L'Australie à 30 ans

L’Australie ce n’était pas pour moi… et encore moins à 30 ans !

Témoignage de 2 ans d’expatriation à Sydney, ville pour laquelle je n’ai pas eu de coup de coeur les premiers mois et où il a été difficile de s’y intégrer. L’Australie à 30 ans ce n’était peut-être pas une bonne idée…

L’Australie c’est le rêve de beaucoup de français. Mais ce n’était pas le mien. L’Australie est synonyme de surf, soleil, chaleur, travail, richesse, beauté,... Oui c’est vrai, l’Australie est un mixte de tout ça mais il y a aussi des inconvénients à vivre en Australie et les gens oublient de les mentionner.

Je suis arrivée en Australie en juin 2017 pour 1 an de voyage en PVT, je voulais simplement faire le tour du pays en van ou 4×4, découvrir la nature, les plages de sable blanc, la Grande Barrière de Corail, le désert à la terre rouge. Seulement voilà, mes plans ont changé 2 semaines après mon arrivée en Australie.

J’ai décroché un travail dans mon domaine d’activité (le digital marketing) et un sponsorship visa à la clé. Je ne détaille pas ici comment j’ai obtenu ce travail et mon visa puisque j’explique tout ça dans cet article. Bref, dès mon arrivée, je suis retombée dans la routine métro – boulot – dodo.

Sydney, une ville ensoleillée et pluvieuse sans charme

Dès mes premiers jours, je n’ai pas eu de coup de coeur pour Sydney. La ville est beaucoup trop grande pour moi, elle manque de charme avec ses immenses building dans le centre ville. J’ai l’impression d’étouffer surtout l’été et en hiver il y fait froid car le soleil est caché par les bâtiments.
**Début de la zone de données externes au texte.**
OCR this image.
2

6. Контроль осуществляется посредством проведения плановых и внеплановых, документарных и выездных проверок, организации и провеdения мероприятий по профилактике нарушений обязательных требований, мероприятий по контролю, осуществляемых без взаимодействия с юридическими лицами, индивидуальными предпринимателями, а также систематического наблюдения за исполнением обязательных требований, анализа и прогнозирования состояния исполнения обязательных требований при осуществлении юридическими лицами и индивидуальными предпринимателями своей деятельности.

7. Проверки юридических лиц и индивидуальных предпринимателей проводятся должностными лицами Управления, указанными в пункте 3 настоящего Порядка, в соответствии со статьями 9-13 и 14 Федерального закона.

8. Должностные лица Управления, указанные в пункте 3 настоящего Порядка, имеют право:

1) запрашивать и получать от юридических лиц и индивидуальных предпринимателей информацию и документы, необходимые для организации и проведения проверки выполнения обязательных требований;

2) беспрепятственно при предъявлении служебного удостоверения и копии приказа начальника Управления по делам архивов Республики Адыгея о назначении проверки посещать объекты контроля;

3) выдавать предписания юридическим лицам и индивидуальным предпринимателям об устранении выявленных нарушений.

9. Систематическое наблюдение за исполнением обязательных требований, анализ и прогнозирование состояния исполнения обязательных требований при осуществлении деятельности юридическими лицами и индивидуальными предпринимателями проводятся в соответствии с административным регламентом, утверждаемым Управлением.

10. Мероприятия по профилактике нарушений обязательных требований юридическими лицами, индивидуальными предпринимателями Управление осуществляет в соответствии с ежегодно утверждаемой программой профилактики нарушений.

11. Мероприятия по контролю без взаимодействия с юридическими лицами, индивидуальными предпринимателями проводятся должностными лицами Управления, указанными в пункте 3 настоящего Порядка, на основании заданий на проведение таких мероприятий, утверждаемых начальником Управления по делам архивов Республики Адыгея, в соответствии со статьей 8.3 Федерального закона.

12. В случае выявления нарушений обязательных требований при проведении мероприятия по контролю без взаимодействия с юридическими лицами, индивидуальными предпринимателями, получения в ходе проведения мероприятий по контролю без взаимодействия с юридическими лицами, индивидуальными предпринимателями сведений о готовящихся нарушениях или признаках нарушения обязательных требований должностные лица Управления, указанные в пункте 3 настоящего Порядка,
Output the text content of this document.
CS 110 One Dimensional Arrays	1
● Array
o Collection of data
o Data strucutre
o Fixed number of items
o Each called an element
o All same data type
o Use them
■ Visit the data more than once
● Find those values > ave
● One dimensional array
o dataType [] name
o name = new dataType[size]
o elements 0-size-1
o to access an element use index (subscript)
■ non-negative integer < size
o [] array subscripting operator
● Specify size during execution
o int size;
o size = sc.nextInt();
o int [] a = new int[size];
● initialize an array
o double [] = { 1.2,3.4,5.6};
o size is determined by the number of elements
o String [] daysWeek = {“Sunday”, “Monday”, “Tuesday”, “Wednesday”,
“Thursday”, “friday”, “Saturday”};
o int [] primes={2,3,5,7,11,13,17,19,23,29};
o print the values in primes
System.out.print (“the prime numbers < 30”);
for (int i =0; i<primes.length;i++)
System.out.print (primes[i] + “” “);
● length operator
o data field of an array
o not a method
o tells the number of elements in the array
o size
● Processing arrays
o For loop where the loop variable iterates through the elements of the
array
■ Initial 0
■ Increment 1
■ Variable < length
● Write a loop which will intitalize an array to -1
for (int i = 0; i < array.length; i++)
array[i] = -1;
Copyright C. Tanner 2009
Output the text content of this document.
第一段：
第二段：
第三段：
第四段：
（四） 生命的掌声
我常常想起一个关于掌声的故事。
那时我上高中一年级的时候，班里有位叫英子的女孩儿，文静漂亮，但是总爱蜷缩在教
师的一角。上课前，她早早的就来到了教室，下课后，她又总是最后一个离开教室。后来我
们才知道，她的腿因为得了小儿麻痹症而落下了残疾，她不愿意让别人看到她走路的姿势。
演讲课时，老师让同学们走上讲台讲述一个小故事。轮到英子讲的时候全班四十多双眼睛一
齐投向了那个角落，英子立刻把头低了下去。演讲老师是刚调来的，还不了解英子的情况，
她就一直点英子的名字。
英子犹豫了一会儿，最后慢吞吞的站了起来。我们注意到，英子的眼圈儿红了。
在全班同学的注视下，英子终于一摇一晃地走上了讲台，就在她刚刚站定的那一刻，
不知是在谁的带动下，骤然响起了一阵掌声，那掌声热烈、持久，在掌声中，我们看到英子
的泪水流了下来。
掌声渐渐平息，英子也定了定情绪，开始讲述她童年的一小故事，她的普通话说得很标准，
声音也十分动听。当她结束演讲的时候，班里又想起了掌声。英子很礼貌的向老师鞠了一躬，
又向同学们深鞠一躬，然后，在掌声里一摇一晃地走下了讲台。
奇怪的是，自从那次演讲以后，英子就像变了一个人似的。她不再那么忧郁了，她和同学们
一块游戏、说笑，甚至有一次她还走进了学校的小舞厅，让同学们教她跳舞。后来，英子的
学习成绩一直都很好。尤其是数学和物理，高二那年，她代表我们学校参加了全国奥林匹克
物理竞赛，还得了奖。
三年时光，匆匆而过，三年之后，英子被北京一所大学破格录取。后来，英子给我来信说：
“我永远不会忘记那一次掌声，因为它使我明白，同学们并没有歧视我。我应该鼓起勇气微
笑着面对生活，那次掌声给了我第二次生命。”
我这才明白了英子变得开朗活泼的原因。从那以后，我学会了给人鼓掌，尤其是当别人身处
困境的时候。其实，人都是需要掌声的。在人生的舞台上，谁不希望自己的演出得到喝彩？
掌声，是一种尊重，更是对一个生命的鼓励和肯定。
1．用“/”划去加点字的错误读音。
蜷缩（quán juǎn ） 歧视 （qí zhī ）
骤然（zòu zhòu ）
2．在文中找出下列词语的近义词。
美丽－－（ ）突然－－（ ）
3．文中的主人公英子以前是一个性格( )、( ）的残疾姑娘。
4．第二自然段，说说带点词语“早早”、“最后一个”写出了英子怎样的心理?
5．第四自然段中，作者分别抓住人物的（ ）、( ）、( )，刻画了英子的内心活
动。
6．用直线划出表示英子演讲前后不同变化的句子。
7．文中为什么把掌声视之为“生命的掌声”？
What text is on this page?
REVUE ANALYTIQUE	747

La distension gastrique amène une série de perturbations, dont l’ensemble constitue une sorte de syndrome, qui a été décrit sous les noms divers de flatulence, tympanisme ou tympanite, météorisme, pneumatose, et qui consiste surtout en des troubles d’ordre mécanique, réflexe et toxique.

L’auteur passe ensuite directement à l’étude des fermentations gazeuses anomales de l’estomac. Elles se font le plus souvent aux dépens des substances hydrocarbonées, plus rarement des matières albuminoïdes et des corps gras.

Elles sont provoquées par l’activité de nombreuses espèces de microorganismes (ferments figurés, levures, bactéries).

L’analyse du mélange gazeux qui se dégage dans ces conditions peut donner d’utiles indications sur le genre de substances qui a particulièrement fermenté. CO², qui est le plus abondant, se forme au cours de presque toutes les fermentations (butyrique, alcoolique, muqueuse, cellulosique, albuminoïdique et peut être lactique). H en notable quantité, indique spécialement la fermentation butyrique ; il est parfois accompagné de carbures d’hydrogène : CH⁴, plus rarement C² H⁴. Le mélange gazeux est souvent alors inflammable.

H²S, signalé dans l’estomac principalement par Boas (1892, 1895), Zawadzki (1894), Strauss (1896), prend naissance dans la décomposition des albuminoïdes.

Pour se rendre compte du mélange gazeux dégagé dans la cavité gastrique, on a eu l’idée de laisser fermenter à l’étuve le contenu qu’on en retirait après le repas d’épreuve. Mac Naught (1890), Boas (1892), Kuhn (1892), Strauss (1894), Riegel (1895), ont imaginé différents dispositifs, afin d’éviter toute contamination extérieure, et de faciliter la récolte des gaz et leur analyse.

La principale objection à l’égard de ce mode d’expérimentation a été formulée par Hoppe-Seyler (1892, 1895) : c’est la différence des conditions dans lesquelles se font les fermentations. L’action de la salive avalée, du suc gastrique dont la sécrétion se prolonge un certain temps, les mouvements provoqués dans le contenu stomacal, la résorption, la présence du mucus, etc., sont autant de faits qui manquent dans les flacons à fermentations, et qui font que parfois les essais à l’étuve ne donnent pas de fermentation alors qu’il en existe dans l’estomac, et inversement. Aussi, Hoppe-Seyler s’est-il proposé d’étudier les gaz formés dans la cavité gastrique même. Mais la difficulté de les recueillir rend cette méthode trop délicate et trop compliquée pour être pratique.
Il n’y a pas d’anciens bâtiments, d’églises, de quartiers avec charme comme il peut y en avoir à Londres. Il y a aussi beaucoup de monde dans les rues, sur les plages, les bars, aux passages piétons… partout en fait et surtout dans le CBD et China Town. On sent que Sydney est la ville la plus peuplée d’Australie avec près de 5 millions d’habitants.

Aussi soyons honnête, il n’y a pas 365 jours de soleil par an à Sydney. Il pleut assez régulièrement à Sydney surtout en été après des journées de fortes chaleurs. Et croyez-moi quand il pleut, vous n’avez pas envie d’être dehors. Les rues deviennent des rivières.

La nightlife a été tuée il y a quelques années par le gouvernement. Une loi interdit l’entrée dans les bars et boîtes de nuit après 1h du matin et la consommation de spiritueux. La plupart des établissements de nuit doivent fermer leurs portes à 3 heures du matin. Allez bonne nuit !

Il est interdit de consommer de l’alcool dans les lieux publics. Alors la petite bière sur la plage face au coucher du soleil on oublie… enfin tout le monde le fait mais si vous vous faites prendre c’est amende salée.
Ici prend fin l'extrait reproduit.